Every few weeks I cycle through the same thought process, which at this point has become a ritual. What am I doing? Why am I doing this? This isn't what I dreamed of. This isn't what I went to school for. But I can't do what I went to school for. And at least I'm paying the bills. Think of all the good things I have: a wonderful boyfriend, good friends, enough spare money to occasionally visit interesting places. I just need to be creative! I'll find my niche eventually, if I'm persistent enough, right?
I've assigned myself things to learn, from improving my skills with software engineering and mechanics to memorizing African geography. I've read more books on my to-read list than I ever did in grad school. I've tried to start a business. I've volunteered and written grants in the hopes that I'll get a job writing something that's either interesting or actually helps people.
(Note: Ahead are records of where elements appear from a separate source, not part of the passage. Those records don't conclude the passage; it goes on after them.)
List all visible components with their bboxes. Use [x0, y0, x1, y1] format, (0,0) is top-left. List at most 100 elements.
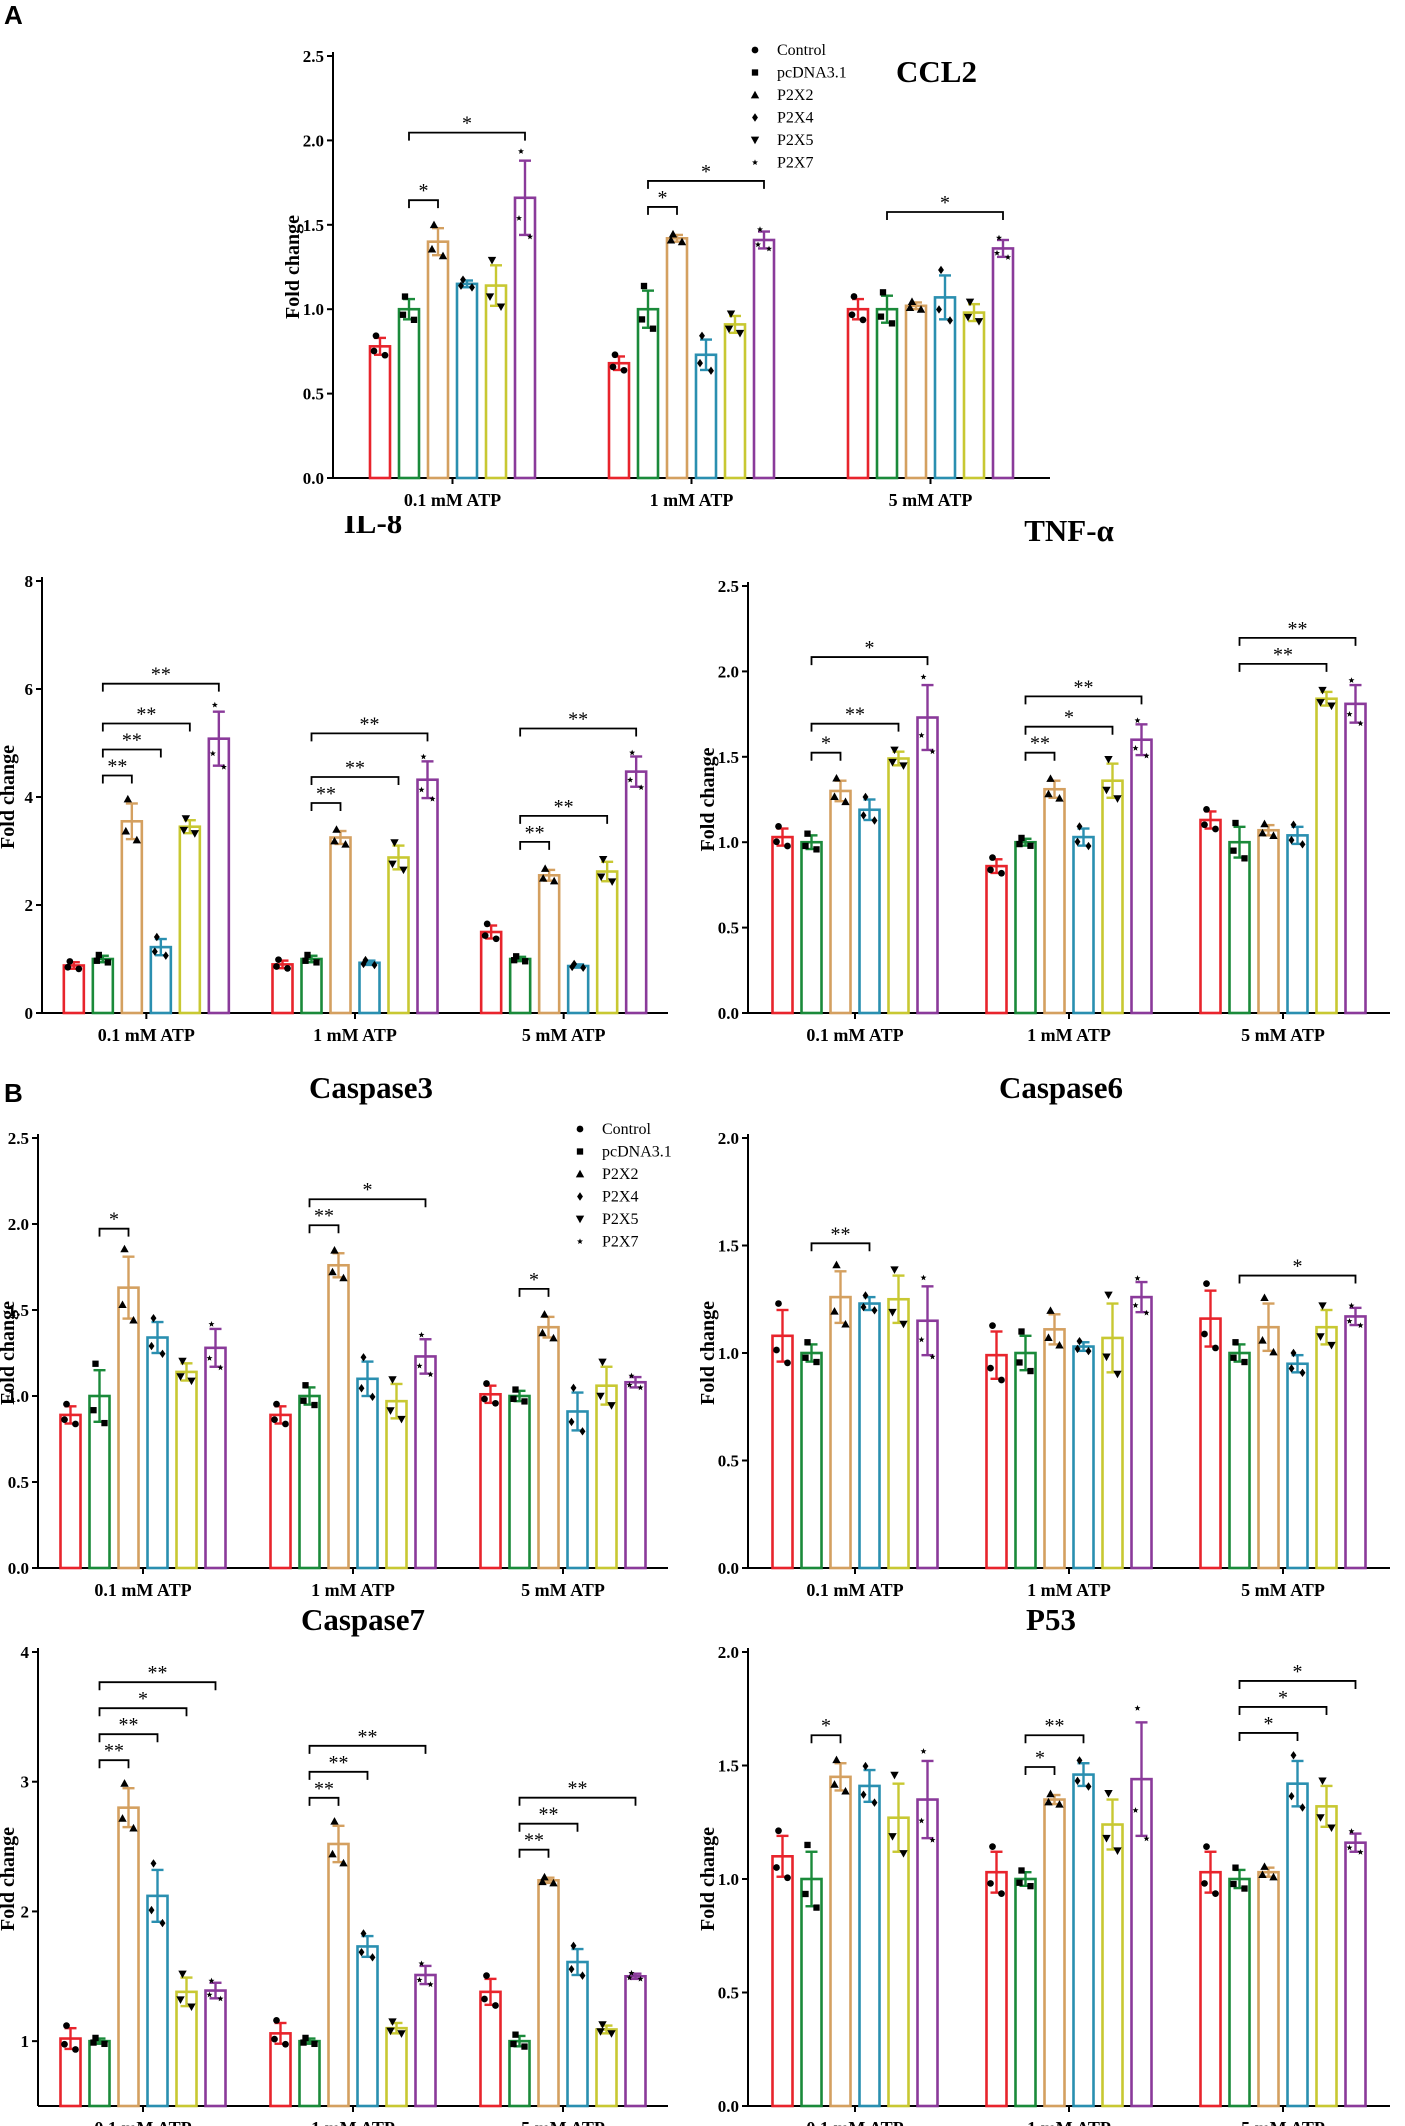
data-point	[1230, 1354, 1237, 1361]
data-point	[148, 1905, 155, 1915]
significance-bracket	[308, 1224, 340, 1234]
data-point	[1316, 1814, 1325, 1822]
data-point	[1201, 821, 1208, 829]
bar	[269, 1413, 292, 1570]
significance-label: **	[119, 1714, 139, 1736]
x-tick-label: 1 mM ATP	[311, 1580, 395, 1600]
bar	[607, 361, 631, 480]
bar	[800, 840, 823, 1015]
legend-label: P2X2	[602, 1166, 638, 1183]
data-point	[93, 957, 100, 964]
data-point	[775, 823, 782, 830]
data-point	[492, 2002, 499, 2009]
bar	[426, 240, 450, 480]
y-tick-label: 1.0	[718, 1344, 739, 1363]
data-point	[994, 249, 1000, 256]
bar	[723, 323, 747, 480]
bar	[1228, 1877, 1251, 2108]
data-point	[775, 1300, 782, 1307]
significance-label: *	[529, 1269, 539, 1291]
data-point	[1288, 835, 1295, 845]
data-point	[802, 842, 809, 850]
significance-label: *	[1064, 707, 1074, 729]
data-point	[1203, 805, 1210, 813]
data-point	[1132, 1302, 1139, 1308]
legend-label: P2X5	[777, 132, 813, 149]
data-point	[64, 963, 72, 971]
y-tick-label: 2.0	[8, 1215, 29, 1234]
data-point	[1318, 686, 1327, 695]
data-point	[890, 746, 899, 755]
chart-title: CCL2	[896, 54, 977, 89]
data-point	[626, 1381, 633, 1388]
data-point	[1113, 1370, 1122, 1379]
data-point	[178, 1970, 187, 1979]
significance-label: **	[136, 703, 156, 725]
x-tick-label: 0.1 mM ATP	[404, 490, 501, 510]
data-point	[638, 316, 646, 323]
data-point	[358, 1384, 365, 1393]
data-point	[360, 959, 367, 969]
data-point	[1318, 1777, 1327, 1786]
significance-bracket	[408, 199, 439, 209]
data-point	[1027, 1367, 1034, 1375]
significance-bracket	[518, 1796, 637, 1806]
data-point	[1318, 1302, 1327, 1310]
bar	[1101, 1823, 1124, 2108]
data-point	[724, 325, 734, 334]
bar	[397, 307, 421, 480]
bar	[1344, 1841, 1367, 2108]
significance-bracket	[519, 727, 638, 737]
significance-bracket	[1024, 725, 1114, 735]
significance-label: **	[148, 1662, 168, 1684]
chart-ccl2: CCL2 Fold change 0.0 0.5 1.0 1.5 2.0 2.5 0.1 mM …	[285, 42, 1050, 510]
data-point	[784, 1874, 791, 1882]
bar	[62, 964, 86, 1015]
y-tick-label: 3	[21, 1773, 30, 1792]
data-point	[918, 732, 925, 738]
chart-caspase7: Caspase7 Fold change 1 2 3 4 0.1 mM ATP 1 mM AT…	[0, 1606, 668, 2126]
data-point	[339, 1858, 348, 1867]
legend-marker	[576, 1125, 584, 1133]
significance-bracket	[98, 1759, 130, 1769]
bar	[1043, 787, 1066, 1015]
data-point	[104, 959, 111, 966]
significance-label: *	[821, 733, 831, 755]
significance-bracket	[1238, 1274, 1357, 1284]
data-point	[879, 289, 887, 296]
data-point	[1076, 1336, 1083, 1346]
significance-label: **	[525, 822, 545, 844]
bar	[1199, 1317, 1222, 1570]
data-point	[1016, 1879, 1023, 1886]
y-tick-label: 2.5	[8, 1129, 29, 1148]
data-point	[1258, 1336, 1267, 1344]
data-point	[121, 826, 131, 835]
significance-bracket	[810, 1734, 842, 1744]
data-point	[118, 1300, 127, 1309]
y-tick-label: 1.0	[718, 833, 739, 852]
significance-bracket	[647, 180, 765, 189]
bar	[1257, 1325, 1280, 1570]
data-point	[1327, 1341, 1336, 1350]
significance-bracket	[101, 682, 220, 692]
y-tick-label: 2.5	[718, 577, 739, 596]
x-tick-label: 1 mM ATP	[1027, 1580, 1111, 1600]
data-point	[1258, 1870, 1267, 1879]
bar	[175, 1370, 198, 1570]
bar	[665, 237, 689, 480]
significance-label: **	[107, 755, 127, 777]
y-tick-label: 8	[25, 572, 34, 591]
bar	[1315, 1325, 1338, 1570]
significance-bracket	[310, 776, 400, 786]
data-point	[1143, 752, 1150, 759]
bar	[204, 1346, 227, 1570]
chart-il8: IL-8 Fold change 0 2 4 6 8 0.1 mM ATP 1 mM ATP 5 …	[0, 516, 668, 1045]
data-point	[773, 1346, 780, 1354]
data-point	[1104, 1291, 1113, 1300]
data-point	[888, 1833, 897, 1841]
data-point	[929, 748, 936, 755]
significance-label: **	[554, 796, 574, 818]
significance-bracket	[810, 722, 900, 732]
data-point	[527, 233, 533, 240]
data-point	[360, 1929, 367, 1938]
I've considered other options: moving overseas for awhile to teach. Joining the Peace Corps. And while leaving the states might temporarily solve my problem, I'll need to leave my family and friends, and I'll eventually need to come home to face the same problem at a later date. I've considered going back to school to earn my Ph.D. in the hopes that I'll be an impressive enough academic to beat out the hundreds of other talented people competing with me for the same 50 jobs, but I just don't think I will be, and I'm not sure that I want to try.
In short, I've learned that helping people, learning, and perpetuating beauty are not really viable career options. But I've never cared about anything else. I've never wanted to make a lot of money. I never envisioned myself sitting here at this desk. I know mine is not a unique story. Probably at least half of my friends and acquaintances will tell you a similar one. There seem to be a dearth of jobs that speak to people's need to be needed, and an abundance of jobs filing paperwork.
I'm still thinking. I haven't given up, at least not for good. There are days when I feel like it's not worth it and I don't know how I'll survive spending my life doing things I think are pointless, but I'll keep trying. Maybe I can make it as an academic in a field with better funding, or maybe I'll eventually succeed in obtaining a job I feel passionate about. But what if I don't?
If there's one thing I've learned, it's that happiness is a choice. I guess I'll just have to do a better job choosing it. The question is just, how?